25.11.2014

Molekularer Motor läuft mit Licht

Kontinuierliche Bestrahlung induziert relative Bewegung zwischen Molekülen auf Basis sich wiederholender Antriebszyklen.

Molekulare Motoren und Maschinen sind in lebenden Organismen allgegenwärtig. Sie transportieren Substanzen im Inneren von Zellen oder sorgen für makroskopische, mechanische Vorgänge wie etwa die Muskelkontraktion. Dabei wandeln sie permanent Energie aus externen Quellen in gerichtete Bewegung um. Auf molekularer Ebene befinden sich diese Maschinen also jenseits des chemischen Gleichgewichts, ihre Prozesse laufen also in eine bestimmte Richtung ab.

Abb.: Durch Licht angetriebener, molekularer Motor. (Bild: Raggazon et al. / NPG)


So selbstverständlich dieses Ungleichgewicht in biochemischen Systemen auch sein mag, für ihre künstlichen Pendants im Labor stellt es eine große Herausforderung dar. Meist geht die Umsetzung mit hochkomplexen, chemischen Strukturen und komplizierten Prozessen einher. Im Gegensatz dazu haben Forscher der Universität Bologna in Italien nun ein verblüffend einfaches Konzept präsentiert, um eine gerichtete, relative Bewegung zwischen zwei Molekülen zu realisieren – induziert durch gleichmäßige, konstante Bestrahlung mit Licht und dennoch auf Basis sich wiederholender Antriebszyklen.


Das System der Forschergruppe rund um Giulio Ragazzon besteht aus zwei Sorten von Molekülen: Ringe mit Durchmessern von 0,7 nm und etwa 1,7 nm lange Ketten, die im Wesentlichen aus drei verschiedenen Segmenten zusammengesetzt waren. Befinden sich die Moleküle in Lösung, schieben sich die Ringe über die vorerst geraden Ketten und bleiben am mittleren Segment in einem Potenzialminimum hängen. Dieser Einfädelvorgang passiert von einer bestimmten Seite, da die Ketten asymmetrisch sind und an den Anfängen und den Enden unterschiedliche Potenzialbarrieren aufweisen. Durch das einstrahlende Licht werden die geraden Ketten isomerisiert und ihr hinteres Ende klappt hoch. Dadurch verändert sich der Potenzialverlauf und treibt die Ringe weiter nach vorne, wo sie die Ketten wieder verlassen. Die Isomerisierung wirkt also wie eine Ratsche, die eine Rückwärtsbewegung verhindert. Da die kontinuierliche Strahlung auch den entgegengesetzten Umschaltprozess zwischen den Isomeren induziert, kann ein soeben transportierter Ring sofort mit der nächsten geraden Kette einfädeln und so den nächsten Antriebszyklus starten. Eine Abschätzung der freien Energien des Systems ergibt eine maximal verrichtete Arbeit von 0,13 eV pro Zyklus. Dabei sind im Schnitt etwa 430 ultraviolette Photonen involviert. Der Wirkungsgrad der molekularen Motoren beträgt also höchstens 9 10-5.

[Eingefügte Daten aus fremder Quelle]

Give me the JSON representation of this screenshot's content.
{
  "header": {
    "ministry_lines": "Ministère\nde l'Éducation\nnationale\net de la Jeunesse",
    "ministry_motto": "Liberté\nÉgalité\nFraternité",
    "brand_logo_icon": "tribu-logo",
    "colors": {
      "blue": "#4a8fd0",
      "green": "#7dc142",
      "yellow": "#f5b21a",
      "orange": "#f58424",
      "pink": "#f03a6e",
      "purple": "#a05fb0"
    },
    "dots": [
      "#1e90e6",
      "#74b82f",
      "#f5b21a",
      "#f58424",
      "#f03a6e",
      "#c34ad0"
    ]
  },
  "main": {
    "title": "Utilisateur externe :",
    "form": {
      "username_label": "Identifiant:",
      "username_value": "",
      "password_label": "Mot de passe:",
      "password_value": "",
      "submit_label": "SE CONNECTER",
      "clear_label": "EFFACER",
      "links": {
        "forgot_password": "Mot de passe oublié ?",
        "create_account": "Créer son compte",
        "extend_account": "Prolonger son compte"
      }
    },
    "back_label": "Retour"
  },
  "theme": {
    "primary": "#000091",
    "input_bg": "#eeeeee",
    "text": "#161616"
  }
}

Um die Potenzialverläufe zwischen den Ringen und den beiden Isomeren der Ketten zu bestimmen, untersuchten die Forscher das System mithilfe von Fluoreszenzspektroskopie. Beim Einfädeln nimmt das Signal der Ringe stark ab. Das ermöglicht eine genaue Bestimmung der Prozessraten und somit der Potenzialbarrieren. Indem Ragazzon und seine Kollegen symmetrische Ketten verwendeten, die entweder aus zwei Anfängen oder zwei Enden bestanden, konnten sie unabhängig voneinander die Raten für das Einfädeln von vorne bzw. von hinten bestimmen. Die Bestätigung gerichteter Arbeitszyklen dagegen war auf direktem Weg nicht möglich, da diese die Eigenschaften des Gesamtsystems nicht verändern. Sie gelang jedoch über den Nachweis eines Ungleichgewichts in den Konzentrationen der einzelnen Isomere oder deren Verbindungen mit den Ringen. Diesen Messungen zufolge läuft im Durchschnitt nur einer von 160 Zyklen in die falsche Richtung.

Da ihr System in seiner derzeitigen Form keine Arbeit verrichten kann, planen die Forscher bereits den nächsten Schritt. Sie wollen die Nanomotoren in eine Membran einbauen, die zwei Bereiche einer Lösung trennt. So könnten sie als lichtbetriebene Pumpen Moleküle von einer Seite auf die andere befördern.